John Brunner is one of those names that I’ve heard since I was a kid, but I don’t think I’ve ever read anything from him…or not much, anyway. Endless Shadow, which appears as the alternate side of an Ace Double with Gardner F. Fox’s The Arsenal of Miracles, may be expected to be a light-hearted, pulpy romp. At only ninety seven pages, I certainly wasn’t expecting it to be quite what it is.
What is it? Well, it deals with some weighty subjects, from suicide to the very meaning of cultural/societal existence. By the end of the book, some pretty big questions are addressed. It’s part of that subgenre of Science Fiction that feels more than a little like a philosophy treatise with just enough story tacked on to make it a novel (see also; Starship Troopers). Like a few classics from the era, the characters may lack some depth and the human to human contact can be a bit stiff (Foundation Trilogy, I’m looking at you…). There’s also a surprisingly large cast of characters for such a short book, so I’ll admit, a couple times I lost track of who was from what planet, who was the rep for which group, and who had committed suicide or was planning to.
I found Brunner’s writing to be a bit slow-going. Not ponderous or anything. He was clearly a skilled writer. Yet, I found the pages slow to get through and not just because of the small print. That said, I did enjoy the book quite a bit.
It does make a kind of odd pairing with The Arsenal of Miracles, which is a more traditional Apsce Opera story, with dashes of Edgar Rice Burroughs and other pulpy writers (expected from Fox). Though both books deal with traveling between worlds via gates, that’s about where the comparisons end.

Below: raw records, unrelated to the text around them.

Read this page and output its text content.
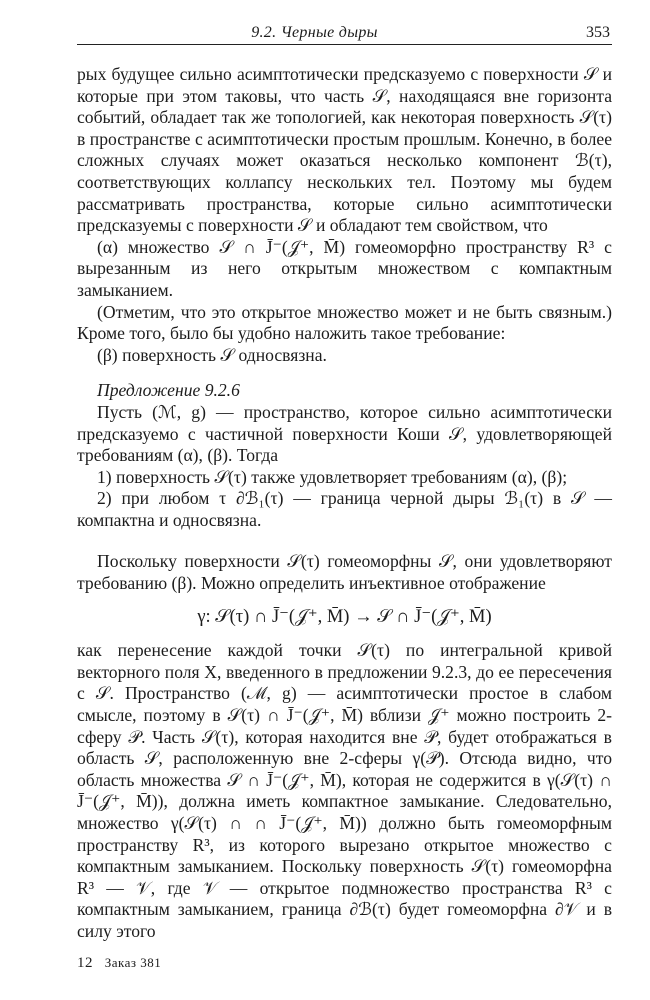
9.2. Черные дыры	353

рых будущее сильно асимптотически предсказуемо с поверхности 𝒮 и которые при этом таковы, что часть 𝒮, находящаяся вне горизонта событий, обладает так же топологией, как некоторая поверхность 𝒮(τ) в пространстве с асимптотически простым прошлым. Конечно, в более сложных случаях может оказаться несколько компонент ℬ(τ), соответствующих коллапсу нескольких тел. Поэтому мы будем рассматривать пространства, которые сильно асимптотически предсказуемы с поверхности 𝒮 и обладают тем свойством, что

(α) множество 𝒮 ∩ J̄⁻(𝒥⁺, M̄) гомеоморфно пространству R³ с вырезанным из него открытым множеством с компактным замыканием.

(Отметим, что это открытое множество может и не быть связным.) Кроме того, было бы удобно наложить такое требование:

(β) поверхность 𝒮 односвязна.

Предложение 9.2.6

Пусть (ℳ, g) — пространство, которое сильно асимптотически предсказуемо с частичной поверхности Коши 𝒮, удовлетворяющей требованиям (α), (β). Тогда

1) поверхность 𝒮(τ) также удовлетворяет требованиям (α), (β);

2) при любом τ ∂ℬ₁(τ) — граница черной дыры ℬ₁(τ) в 𝒮 — компактна и односвязна.

Поскольку поверхности 𝒮(τ) гомеоморфны 𝒮, они удовлетворяют требованию (β). Можно определить инъективное отображение

γ: 𝒮(τ) ∩ J̄⁻(𝒥⁺, M̄) → 𝒮 ∩ J̄⁻(𝒥⁺, M̄)

как перенесение каждой точки 𝒮(τ) по интегральной кривой векторного поля X, введенного в предложении 9.2.3, до ее пересечения с 𝒮. Пространство (ℳ, g) — асимптотически простое в слабом смысле, поэтому в 𝒮(τ) ∩ J̄⁻(𝒥⁺, M̄) вблизи 𝒥⁺ можно построить 2-сферу 𝒫. Часть 𝒮(τ), которая находится вне 𝒫, будет отображаться в область 𝒮, расположенную вне 2-сферы γ(𝒫). Отсюда видно, что область множества 𝒮 ∩ J̄⁻(𝒥⁺, M̄), которая не содержится в γ(𝒮(τ) ∩ J̄⁻(𝒥⁺, M̄)), должна иметь компактное замыкание. Следовательно, множество γ(𝒮(τ) ∩ ∩ J̄⁻(𝒥⁺, M̄)) должно быть гомеоморфным пространству R³, из которого вырезано открытое множество с компактным замыканием. Поскольку поверхность 𝒮(τ) гомеоморфна R³ — 𝒱, где 𝒱 — открытое подмножество пространства R³ с компактным замыканием, граница ∂ℬ(τ) будет гомеоморфна ∂𝒱 и в силу этого

12 Заказ 381
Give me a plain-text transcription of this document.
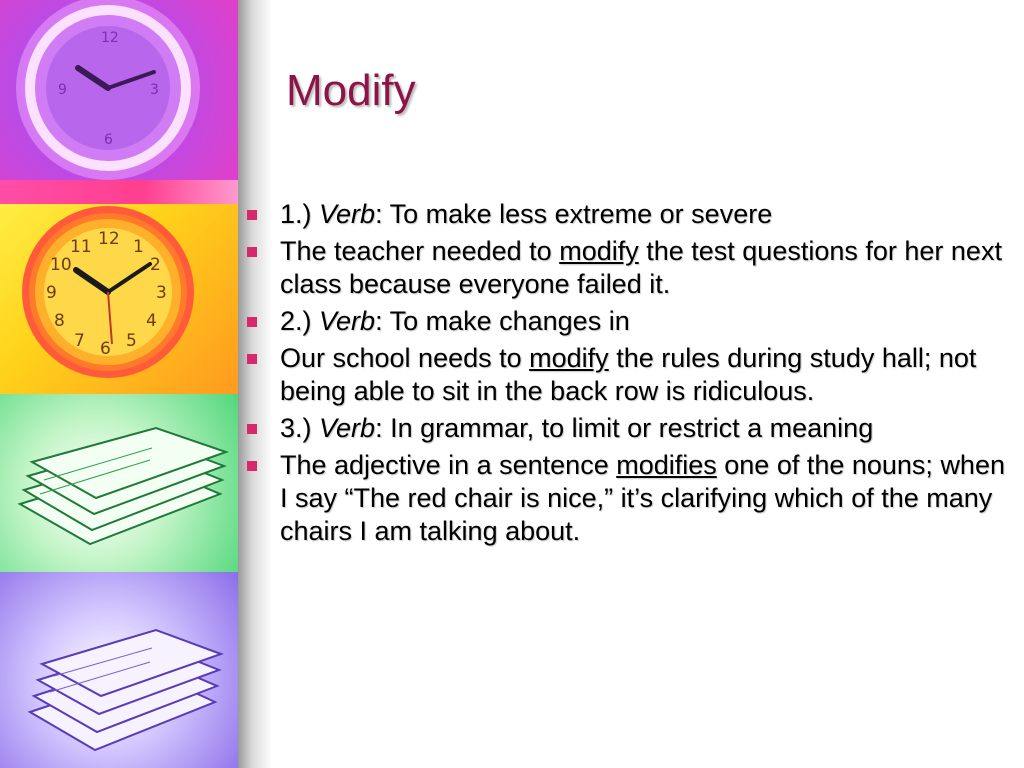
12
3
6
9
12 1
2
3
4
5
6
7
8
9
10
11
Modify
1.) Verb: To make less extreme or severe
The teacher needed to modify the test questions for her next class because everyone failed it.
2.) Verb: To make changes in
Our school needs to modify the rules during study hall; not being able to sit in the back row is ridiculous.
3.) Verb: In grammar, to limit or restrict a meaning
The adjective in a sentence modifies one of the nouns; when I say “The red chair is nice,” it’s clarifying which of the many chairs I am talking about.
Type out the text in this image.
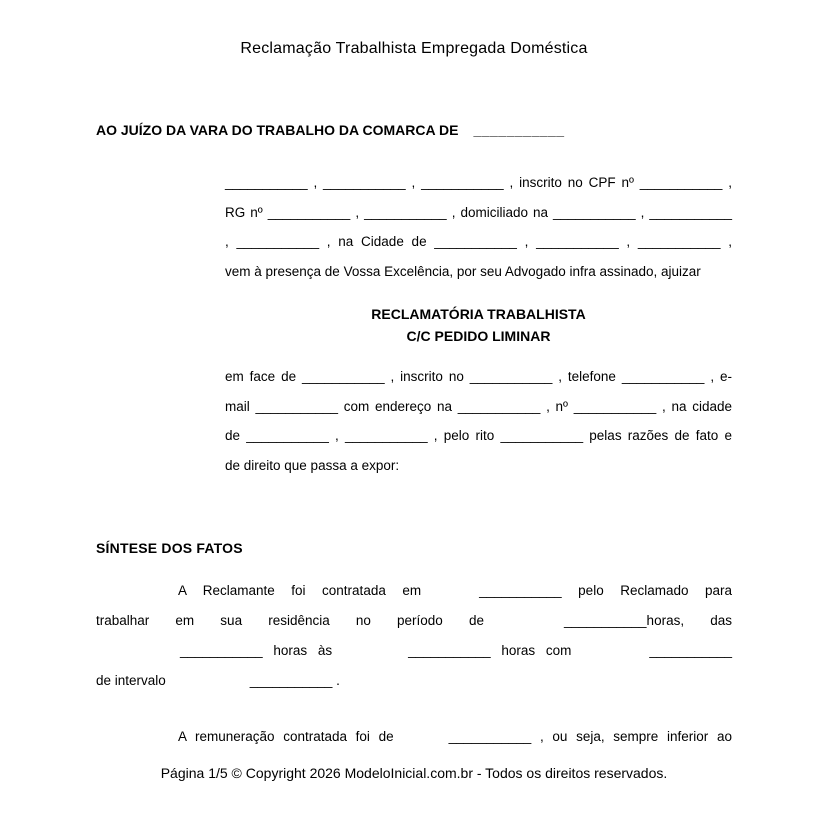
Reclamação Trabalhista Empregada Doméstica
AO JUÍZO DA VARA DO TRABALHO DA COMARCA DE ___________
___________ , ___________ , ___________ , inscrito no CPF nº ___________ ,
RG nº ___________ , ___________ , domiciliado na ___________ , ___________
, ___________ , na Cidade de ___________ , ___________ , ___________ ,
vem à presença de Vossa Excelência, por seu Advogado infra assinado, ajuizar
RECLAMATÓRIA TRABALHISTA
C/C PEDIDO LIMINAR
em face de ___________ , inscrito no ___________ , telefone ___________ , e-
mail ___________ com endereço na ___________ , nº ___________ , na cidade
de ___________ , ___________ , pelo rito ___________ pelas razões de fato e
de direito que passa a expor:
SÍNTESE DOS FATOS
A Reclamante foi contratada em	___________ pelo Reclamado para
trabalhar em sua residência no período de	___________horas, das
___________ horas às	___________ horas com	___________
de intervalo	___________ .
A remuneração contratada foi de	___________ , ou seja, sempre inferior ao
Página 1/5 © Copyright 2026 ModeloInicial.com.br - Todos os direitos reservados.
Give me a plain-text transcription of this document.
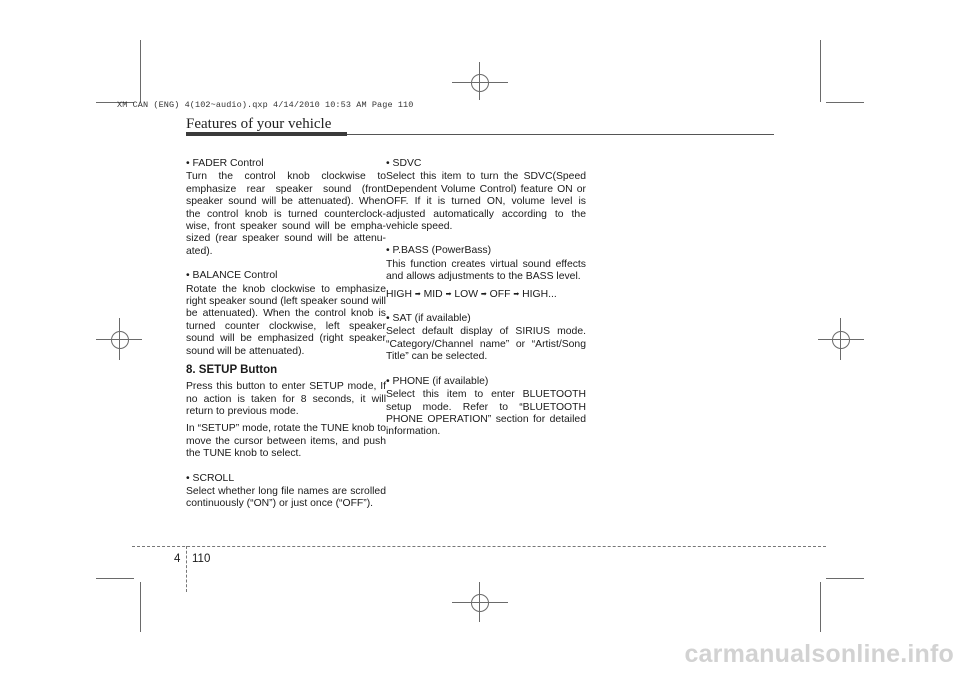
XM CAN (ENG) 4(102~audio).qxp 4/14/2010 10:53 AM Page 110
Features of your vehicle

• FADER Control

Turn the control knob clockwise to emphasize rear speaker sound (front speaker sound will be attenuated). When the control knob is turned counterclock-wise, front speaker sound will be empha-sized (rear speaker sound will be attenu-ated).

• BALANCE Control

Rotate the knob clockwise to emphasize right speaker sound (left speaker sound will be attenuated). When the control knob is turned counter clockwise, left speaker sound will be emphasized (right speaker sound will be attenuated).

8. SETUP Button

Press this button to enter SETUP mode, If no action is taken for 8 seconds, it will return to previous mode.

In “SETUP” mode, rotate the TUNE knob to move the cursor between items, and push the TUNE knob to select.

• SCROLL

Select whether long file names are scrolled continuously (“ON”) or just once (“OFF”).

• SDVC

Select this item to turn the SDVC(Speed Dependent Volume Control) feature ON or OFF. If it is turned ON, volume level is adjusted automatically according to the vehicle speed.

• P.BASS (PowerBass)

This function creates virtual sound effects and allows adjustments to the BASS level.

HIGH ➡ MID ➡ LOW ➡ OFF ➡ HIGH...

• SAT (if available)

Select default display of SIRIUS mode. “Category/Channel name” or “Artist/Song Title” can be selected.

• PHONE (if available)

Select this item to enter BLUETOOTH setup mode. Refer to “BLUETOOTH PHONE OPERATION” section for detailed information.

4 110
carmanualsonline.info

I was especially amused thinking about how a bunch of contemporary internet comment section fanboys would flip their lid if this book came out today. They’d be crying ‘SJW’ this and ‘virtue-signaling,’ because Brunner’s vision of the future (like so many of his contemporaries) included women and people of color in positions of power. If there were a film adaptation, they’d probably hem and haw if Captain Inkoos wasn’t played by Scarlett Johansson or Emma Stone or something, clutching their pearls and crying ‘oppression’ if a woman of African descent were cast.